A number of single ZrO.sub.2 cell O.sub.2 pumping devices have also been described, in which the single ZrO.sub.2 cell acts as both an O.sub.2 pump and an O.sub.2 sensor. The "diffusion barrier" in these devices is formed either by a porous inactive layer (e.g. spinel) or by a small cavity with an aperture. If one applies a sufficiently high voltage across the ZrO.sub.2 cell, the pumping current attains a limiting value (saturation current) which is proportional to the partial pressure of O.sub.2 in the ambient (exhaust gas). Saturation represents the complete depletion of O.sub.2 at the negative electrode.
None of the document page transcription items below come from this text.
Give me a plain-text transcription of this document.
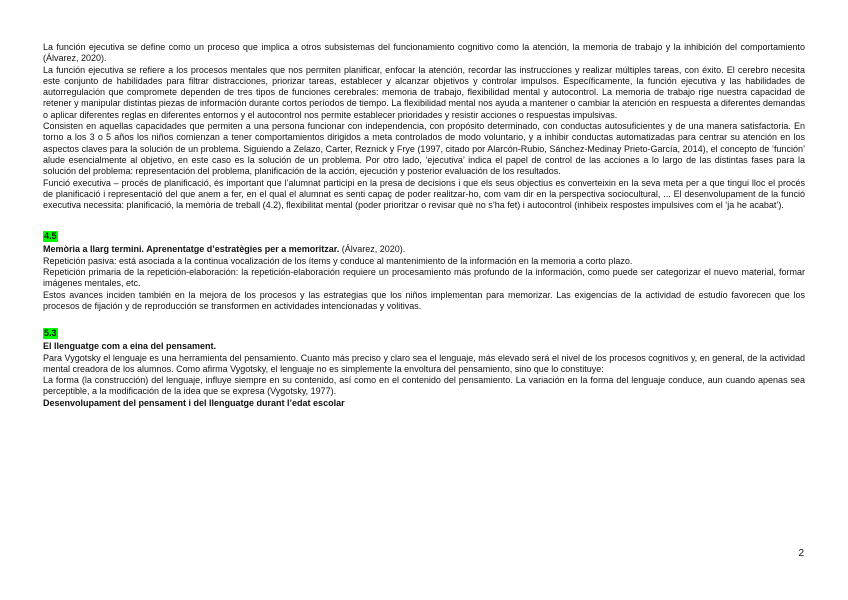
La función ejecutiva se define como un proceso que implica a otros subsistemas del funcionamiento cognitivo como la atención, la memoria de trabajo y la inhibición del comportamiento (Álvarez, 2020).

La función ejecutiva se refiere a los procesos mentales que nos permiten planificar, enfocar la atención, recordar las instrucciones y realizar múltiples tareas, con éxito. El cerebro necesita este conjunto de habilidades para filtrar distracciones, priorizar tareas, establecer y alcanzar objetivos y controlar impulsos. Específicamente, la función ejecutiva y las habilidades de autorregulación que compromete dependen de tres tipos de funciones cerebrales: memoria de trabajo, flexibilidad mental y autocontrol. La memoria de trabajo rige nuestra capacidad de retener y manipular distintas piezas de información durante cortos períodos de tiempo. La flexibilidad mental nos ayuda a mantener o cambiar la atención en respuesta a diferentes demandas o aplicar diferentes reglas en diferentes entornos y el autocontrol nos permite establecer prioridades y resistir acciones o respuestas impulsivas.

Consisten en aquellas capacidades que permiten a una persona funcionar con independencia, con propósito determinado, con conductas autosuficientes y de una manera satisfactoria. En torno a los 3 o 5 años los niños comienzan a tener comportamientos dirigidos a meta controlados de modo voluntario, y a inhibir conductas automatizadas para centrar su atención en los aspectos claves para la solución de un problema. Siguiendo a Zelazo, Carter, Reznick y Frye (1997, citado por Alarcón-Rubio, Sánchez-Medinay Prieto-García, 2014), el concepto de ‘función’ alude esencialmente al objetivo, en este caso es la solución de un problema. Por otro lado, ‘ejecutiva’ indica el papel de control de las acciones a lo largo de las distintas fases para la solución del problema: representación del problema, planificación de la acción, ejecución y posterior evaluación de los resultados.

Funció executiva – procés de planificació, és important que l’alumnat participi en la presa de decisions i que els seus objectius es converteixin en la seva meta per a que tingui lloc el procés de planificació i representació del que anem a fer, en el qual el alumnat es senti capaç de poder realitzar-ho, com vam dir en la perspectiva sociocultural, ... El desenvolupament de la funció executiva necessita: planificació, la memòria de treball (4.2), flexibilitat mental (poder prioritzar o revisar què no s’ha fet) i autocontrol (inhibeix respostes impulsives com el ‘ja he acabat’).

4.5

Memòria a llarg termini. Aprenentatge d’estratègies per a memoritzar. (Álvarez, 2020).

Repetición pasiva: está asociada a la continua vocalización de los ítems y conduce al mantenimiento de la información en la memoria a corto plazo.

Repetición primaria de la repetición-elaboración: la repetición-elaboración requiere un procesamiento más profundo de la información, como puede ser categorizar el nuevo material, formar imágenes mentales, etc.

Estos avances inciden también en la mejora de los procesos y las estrategias que los niños implementan para memorizar. Las exigencias de la actividad de estudio favorecen que los procesos de fijación y de reproducción se transformen en actividades intencionadas y volitivas.

5.3

El llenguatge com a eina del pensament.

Para Vygotsky el lenguaje es una herramienta del pensamiento. Cuanto más preciso y claro sea el lenguaje, más elevado será el nivel de los procesos cognitivos y, en general, de la actividad mental creadora de los alumnos. Como afirma Vygotsky, el lenguaje no es simplemente la envoltura del pensamiento, sino que lo constituye:

La forma (la construcción) del lenguaje, influye siempre en su contenido, así como en el contenido del pensamiento. La variación en la forma del lenguaje conduce, aun cuando apenas sea perceptible, a la modificación de la idea que se expresa (Vygotsky, 1977).

Desenvolupament del pensament i del llenguatge durant l’edat escolar

2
In addition to O.sub.2 pumping-based sensors intended for lean operation, devices have also been described which can operate over an extended A/F range from very lean to very rich A/F mixtures. These devices are commonly called universal exhaust gas oxygen, UEGO, sensors. One example of this type of sensors was discussed by Vassell et al in Society of Automotive Engineers Paper #841250.
Double-cell oxygen-pumping devices such as the one described by Hetrick et al have several advantages over the single-cell sensors. These include insensitivity to electrode properties, operation not limited by the resistance of the ZrO.sub.2 material and more effective optimization with respect to response time and temperature sensitivity. Double-cell sensors, on the other hand, are more complex in structure, electronics and operation. It would be desirable, therefore, to develop devices which preserve the essential advantages of the above-mentioned double-cell sensors but are simpler. These are some of the advantages of the present invention.